File 0001-libgcrypt-Implement-OpenSSH-compatible-AES-GCM-ciphe.patch of Package libssh.11497
From 5790036a2305d5610ac55adb5382ea55d043998f Mon Sep 17 00:00:00 2001
From: Jakub Jelen <jjelen@redhat.com>
Date: Mon, 1 Oct 2018 14:32:05 +0200
Subject: [PATCH] libgcrypt: Implement OpenSSH-compatible AES-GCM ciphers using
libgcrypt
Signed-off-by: Jakub Jelen <jjelen@redhat.com>
Reviewed-by: Andreas Schneider <asn@cryptomilk.org>
---
include/libssh/crypto.h | 1 +
src/kex.c | 4 +-
src/libgcrypt.c | 201 ++++++++++++++++++++++++++++++++++++++++
3 files changed, 205 insertions(+), 1 deletion(-)

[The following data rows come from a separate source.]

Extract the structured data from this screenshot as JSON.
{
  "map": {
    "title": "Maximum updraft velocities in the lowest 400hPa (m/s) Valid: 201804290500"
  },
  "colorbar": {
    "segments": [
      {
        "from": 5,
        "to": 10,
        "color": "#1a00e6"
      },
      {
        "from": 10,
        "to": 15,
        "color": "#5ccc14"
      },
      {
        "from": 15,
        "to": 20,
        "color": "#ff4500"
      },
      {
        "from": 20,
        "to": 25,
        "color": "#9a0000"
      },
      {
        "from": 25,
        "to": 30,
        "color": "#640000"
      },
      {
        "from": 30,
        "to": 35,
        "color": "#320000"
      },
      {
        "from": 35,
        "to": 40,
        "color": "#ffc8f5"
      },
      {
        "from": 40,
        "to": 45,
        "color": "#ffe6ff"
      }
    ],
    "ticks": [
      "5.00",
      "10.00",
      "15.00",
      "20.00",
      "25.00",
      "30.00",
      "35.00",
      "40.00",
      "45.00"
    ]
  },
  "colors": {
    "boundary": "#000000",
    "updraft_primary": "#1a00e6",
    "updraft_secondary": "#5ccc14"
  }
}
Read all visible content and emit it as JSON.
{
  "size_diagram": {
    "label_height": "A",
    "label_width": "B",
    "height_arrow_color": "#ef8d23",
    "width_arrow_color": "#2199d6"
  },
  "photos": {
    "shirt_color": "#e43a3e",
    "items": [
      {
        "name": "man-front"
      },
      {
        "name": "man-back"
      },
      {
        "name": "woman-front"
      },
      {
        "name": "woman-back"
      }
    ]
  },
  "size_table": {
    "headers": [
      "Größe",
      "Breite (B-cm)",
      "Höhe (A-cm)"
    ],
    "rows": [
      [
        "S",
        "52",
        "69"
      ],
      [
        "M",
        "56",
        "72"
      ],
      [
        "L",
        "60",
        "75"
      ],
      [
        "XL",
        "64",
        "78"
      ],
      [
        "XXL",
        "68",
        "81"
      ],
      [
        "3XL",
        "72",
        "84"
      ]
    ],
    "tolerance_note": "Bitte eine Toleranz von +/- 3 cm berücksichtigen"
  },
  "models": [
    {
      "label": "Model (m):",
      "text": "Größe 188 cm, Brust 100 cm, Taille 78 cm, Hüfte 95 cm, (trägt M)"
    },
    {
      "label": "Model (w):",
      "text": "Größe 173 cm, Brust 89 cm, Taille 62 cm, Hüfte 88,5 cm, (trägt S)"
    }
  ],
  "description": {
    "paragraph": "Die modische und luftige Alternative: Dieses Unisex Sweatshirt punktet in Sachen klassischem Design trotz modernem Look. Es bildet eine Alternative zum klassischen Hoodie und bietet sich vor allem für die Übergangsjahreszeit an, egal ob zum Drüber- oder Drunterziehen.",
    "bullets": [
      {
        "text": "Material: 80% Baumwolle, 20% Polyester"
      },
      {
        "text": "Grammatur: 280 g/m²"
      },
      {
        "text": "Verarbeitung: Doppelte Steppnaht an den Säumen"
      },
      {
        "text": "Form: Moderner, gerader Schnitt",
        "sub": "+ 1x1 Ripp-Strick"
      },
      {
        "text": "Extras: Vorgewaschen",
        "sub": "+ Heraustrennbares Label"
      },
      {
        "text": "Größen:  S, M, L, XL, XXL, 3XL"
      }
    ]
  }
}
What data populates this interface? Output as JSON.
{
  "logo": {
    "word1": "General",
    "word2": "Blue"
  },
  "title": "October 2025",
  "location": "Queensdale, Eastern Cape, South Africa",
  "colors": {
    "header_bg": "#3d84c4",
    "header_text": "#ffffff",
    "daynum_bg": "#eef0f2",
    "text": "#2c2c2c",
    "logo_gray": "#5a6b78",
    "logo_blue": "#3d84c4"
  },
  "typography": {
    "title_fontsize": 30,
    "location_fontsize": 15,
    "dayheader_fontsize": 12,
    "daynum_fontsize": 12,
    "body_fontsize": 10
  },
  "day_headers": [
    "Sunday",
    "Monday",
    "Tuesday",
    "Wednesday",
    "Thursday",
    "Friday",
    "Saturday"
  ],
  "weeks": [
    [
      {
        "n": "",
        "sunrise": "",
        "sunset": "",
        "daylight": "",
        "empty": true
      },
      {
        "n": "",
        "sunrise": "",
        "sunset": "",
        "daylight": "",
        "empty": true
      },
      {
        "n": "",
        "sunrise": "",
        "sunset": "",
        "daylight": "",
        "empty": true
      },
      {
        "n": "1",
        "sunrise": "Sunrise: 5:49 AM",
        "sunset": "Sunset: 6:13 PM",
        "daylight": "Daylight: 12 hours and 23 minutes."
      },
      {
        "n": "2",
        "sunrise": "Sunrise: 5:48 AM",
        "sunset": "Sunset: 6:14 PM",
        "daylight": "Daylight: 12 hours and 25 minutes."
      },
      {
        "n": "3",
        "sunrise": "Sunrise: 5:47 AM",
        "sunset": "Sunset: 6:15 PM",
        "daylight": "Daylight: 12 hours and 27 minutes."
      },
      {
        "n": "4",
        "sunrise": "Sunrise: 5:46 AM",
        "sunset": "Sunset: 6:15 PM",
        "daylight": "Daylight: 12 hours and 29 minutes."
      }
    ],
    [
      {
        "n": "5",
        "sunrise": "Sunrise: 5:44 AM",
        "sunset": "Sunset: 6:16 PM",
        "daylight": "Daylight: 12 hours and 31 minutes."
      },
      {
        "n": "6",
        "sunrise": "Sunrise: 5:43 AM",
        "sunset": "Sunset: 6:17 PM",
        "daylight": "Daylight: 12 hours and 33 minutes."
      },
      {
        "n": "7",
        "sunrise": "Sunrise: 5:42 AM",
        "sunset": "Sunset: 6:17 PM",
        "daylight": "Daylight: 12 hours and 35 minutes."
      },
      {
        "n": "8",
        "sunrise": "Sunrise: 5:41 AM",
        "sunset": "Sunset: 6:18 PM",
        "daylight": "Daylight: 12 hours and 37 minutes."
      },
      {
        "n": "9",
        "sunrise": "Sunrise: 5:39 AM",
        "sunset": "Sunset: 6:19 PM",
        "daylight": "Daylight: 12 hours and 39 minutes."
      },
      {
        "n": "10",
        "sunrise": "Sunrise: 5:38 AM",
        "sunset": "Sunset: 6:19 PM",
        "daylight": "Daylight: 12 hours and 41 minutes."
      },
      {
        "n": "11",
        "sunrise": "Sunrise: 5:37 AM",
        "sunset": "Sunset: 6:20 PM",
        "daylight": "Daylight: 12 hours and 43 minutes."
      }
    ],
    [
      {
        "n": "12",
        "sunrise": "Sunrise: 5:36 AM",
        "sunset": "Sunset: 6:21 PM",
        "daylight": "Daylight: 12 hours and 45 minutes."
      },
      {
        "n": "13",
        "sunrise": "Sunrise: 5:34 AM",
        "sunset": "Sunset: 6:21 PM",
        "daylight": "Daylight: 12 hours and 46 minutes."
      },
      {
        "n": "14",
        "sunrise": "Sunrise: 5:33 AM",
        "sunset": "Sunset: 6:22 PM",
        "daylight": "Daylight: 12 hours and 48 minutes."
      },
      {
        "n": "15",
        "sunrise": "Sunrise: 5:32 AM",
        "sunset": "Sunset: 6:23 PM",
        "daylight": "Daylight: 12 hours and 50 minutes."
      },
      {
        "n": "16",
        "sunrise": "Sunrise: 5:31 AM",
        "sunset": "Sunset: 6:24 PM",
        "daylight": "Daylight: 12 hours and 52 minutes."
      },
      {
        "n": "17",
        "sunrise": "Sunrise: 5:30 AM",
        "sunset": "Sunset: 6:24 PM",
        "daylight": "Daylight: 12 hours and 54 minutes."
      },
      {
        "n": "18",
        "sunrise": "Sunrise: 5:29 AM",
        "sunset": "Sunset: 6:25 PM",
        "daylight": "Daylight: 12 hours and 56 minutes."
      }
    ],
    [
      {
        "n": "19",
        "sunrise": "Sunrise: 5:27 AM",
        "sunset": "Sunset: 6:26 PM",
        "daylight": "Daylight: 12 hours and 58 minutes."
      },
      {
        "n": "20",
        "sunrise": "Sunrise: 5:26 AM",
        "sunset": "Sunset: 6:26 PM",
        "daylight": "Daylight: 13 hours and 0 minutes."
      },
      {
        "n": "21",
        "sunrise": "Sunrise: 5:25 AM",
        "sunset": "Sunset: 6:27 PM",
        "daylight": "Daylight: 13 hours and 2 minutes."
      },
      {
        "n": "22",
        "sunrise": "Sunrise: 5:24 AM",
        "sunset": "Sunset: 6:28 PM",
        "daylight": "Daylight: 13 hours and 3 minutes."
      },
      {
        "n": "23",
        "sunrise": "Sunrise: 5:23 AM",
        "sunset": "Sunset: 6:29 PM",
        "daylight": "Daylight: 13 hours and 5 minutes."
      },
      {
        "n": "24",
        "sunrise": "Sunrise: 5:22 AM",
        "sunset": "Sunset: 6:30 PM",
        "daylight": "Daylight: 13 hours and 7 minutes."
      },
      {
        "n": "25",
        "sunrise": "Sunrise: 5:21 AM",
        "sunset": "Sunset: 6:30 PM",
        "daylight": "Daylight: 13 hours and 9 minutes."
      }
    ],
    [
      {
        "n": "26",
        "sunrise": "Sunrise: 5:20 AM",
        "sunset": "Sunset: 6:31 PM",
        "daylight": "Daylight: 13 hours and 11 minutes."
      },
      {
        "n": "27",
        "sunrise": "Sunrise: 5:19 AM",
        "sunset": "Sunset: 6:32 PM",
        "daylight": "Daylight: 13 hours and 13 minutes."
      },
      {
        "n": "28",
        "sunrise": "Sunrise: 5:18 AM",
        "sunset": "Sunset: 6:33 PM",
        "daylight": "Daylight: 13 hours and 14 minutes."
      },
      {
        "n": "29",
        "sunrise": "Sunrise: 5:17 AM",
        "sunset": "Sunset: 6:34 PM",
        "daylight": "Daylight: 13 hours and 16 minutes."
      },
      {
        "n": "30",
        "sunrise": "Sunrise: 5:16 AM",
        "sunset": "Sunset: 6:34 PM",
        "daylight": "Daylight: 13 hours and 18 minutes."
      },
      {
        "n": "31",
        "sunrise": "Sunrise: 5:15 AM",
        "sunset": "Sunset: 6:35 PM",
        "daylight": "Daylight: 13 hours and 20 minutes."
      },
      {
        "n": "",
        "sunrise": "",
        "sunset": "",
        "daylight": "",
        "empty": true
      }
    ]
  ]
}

diff --git a/include/libssh/crypto.h b/include/libssh/crypto.h
index fc375a4f..8777f0c9 100644
--- a/include/libssh/crypto.h
+++ b/include/libssh/crypto.h
@@ -142,6 +142,7 @@ struct ssh_cipher_struct {
size_t keylen; /* length of the key structure */
#ifdef HAVE_LIBGCRYPT
gcry_cipher_hd_t *key;
+ unsigned char last_iv[AES_GCM_IVLEN];
#elif defined HAVE_LIBCRYPTO
struct ssh_3des_key_schedule *des3_key;
struct ssh_aes_key_schedule *aes_key;
diff --git a/src/kex.c b/src/kex.c
index e0fd5680..382d88fb 100644
--- a/src/kex.c
+++ b/src/kex.c
@@ -40,7 +40,9 @@
#ifdef HAVE_LIBGCRYPT
# define BLOWFISH "blowfish-cbc,"
-# define AES "aes256-ctr,aes192-ctr,aes128-ctr,aes256-cbc,aes192-cbc,aes128-cbc,"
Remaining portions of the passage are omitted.